From 2000 to 2001, TV Land aired the series occasionally for special programming blocks. In April 2018, Logo TV began to carry the series in marathon form several times a month. Antenna TV ran the series from January 2, 2020 to August 30, 2021, and it later ran on Rewind TV.

It is also available for streaming online on FilmRise and its partner streaming services Pluto TV, the Roku Channel, Tubi and Amazon Prime Video (via Amazon Freevee), under license from the show's current distributor, Paul Brownstein Productions.

==Broadcast==
A partial list of stations the show was syndicated to during its revival in syndication:

| City | Station |
|---|---|
| Atlanta | WXIA 11 |
| Austin | KBVO 42 |
| Baltimore | WBFF 45 |
| Bloomington | WYZZ 43 |
| Boston | WSBK 38 |
| Buffalo | WUTV 29 |
| Charlotte | WSOC 9 |
| Chicago | WFLD 32 |
| Cincinnati | WCPO 9 |
| Cleveland | WUAB 43 |
| Dallas/Ft. Worth | KTVT 11 |
| Denver | KTVD 20 |
| Detroit | WXON 20 |
| Green Bay | WGBA 26 |
| Greensboro | WNRW 45 |
| Greenville/Spartanburg/Asheville | WLOS 13 |
| Greenwood/Greenville | WABG 6 |
| Hartford | WTXX 20 |
| Houston | KHTV 39 |
| Indianapolis | WTTV 4 |
| Jackson | WJTV 12 |
| Kansas City | KZKC 62 |
| Los Angeles | KCOP 13 |
| Manchester | WMUR 9 |
| Memphis | WMC 5 |
| Miami/Ft. Lauderdale | WBFS 33 |
| Milwaukee | WCGV 24 |
| Minneapolis/St.

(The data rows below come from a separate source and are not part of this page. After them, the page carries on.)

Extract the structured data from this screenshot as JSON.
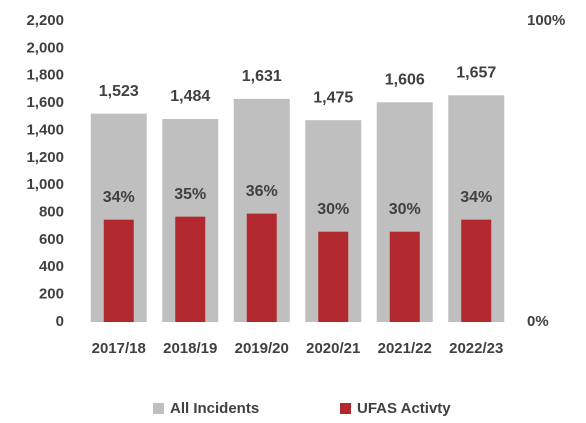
{
  "chart_data": {
    "type": "bar",
    "categories": [
      "2017/18",
      "2018/19",
      "2019/20",
      "2020/21",
      "2021/22",
      "2022/23"
    ],
    "series": [
      {
        "name": "All Incidents",
        "color": "#bfbfbf",
        "values": [
          1523,
          1484,
          1631,
          1475,
          1606,
          1657
        ],
        "value_labels": [
          "1,523",
          "1,484",
          "1,631",
          "1,475",
          "1,606",
          "1,657"
        ]
      },
      {
        "name": "UFAS Activty",
        "color": "#b1282e",
        "axis": "y2",
        "values": [
          34,
          35,
          36,
          30,
          30,
          34
        ],
        "value_labels": [
          "34%",
          "35%",
          "36%",
          "30%",
          "30%",
          "34%"
        ]
      }
    ],
    "ylim": [
      0,
      2200
    ],
    "yticks": [
      0,
      200,
      400,
      600,
      800,
      {
        "value": 1000,
        "label": "1,000"
      },
      {
        "value": 1200,
        "label": "1,200"
      },
      {
        "value": 1400,
        "label": "1,400"
      },
      {
        "value": 1600,
        "label": "1,600"
      },
      {
        "value": 1800,
        "label": "1,800"
      },
      {
        "value": 2000,
        "label": "2,000"
      },
      {
        "value": 2200,
        "label": "2,200"
      }
    ],
    "y2lim": [
      0,
      100
    ],
    "y2ticks": [
      {
        "value": 0,
        "label": "0%"
      },
      {
        "value": 100,
        "label": "100%"
      }
    ],
    "legend": "bottom"
  }
}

Paul | KMSP 9 |
| Mobile | WPMI 15 |
| Nashville | WZTV 17 |
| New York City | WOR-TV 9 |
| Norfolk/Suffolk | WVEC 13 |
| Orlando | WOFL 35 |
| Philadelphia | WPHL 17 |
| Phoenix | KPHO 5 |
| Pittsburgh | WPGH 53 |
| Portland, Maine | WPXT 51 |
| Raleigh/Durham/Fayetteville | WLFL 22 |
| Roanoke/Lynchburg | WSET 13 |
| Sacramento | KTXL 40 |
| San Antonio | KSAT 12 |
| San Francisco | KBHK-TV 44 |
| Seattle/Tacoma | KCPQ 13 |
| Shreveport | KTBS 3 |
| Spokane | KSKN 22 |
| St. Louis | KPLR 11 |
| Tampa Bay | WFTS 28 |
| Washington, D.C. | WDCA 20 |
| Wilmington | WSFX 26 |

==International broadcast==
In Italy, the show aired on Rai Uno (Rai 1) under the name Nancy, Sonny & Co. in 1988. It was also known as Roof Garden. In Japan, it was broadcast in 1984 on TV Tokyo under the title Restaurant Uproar and ran for two seasons.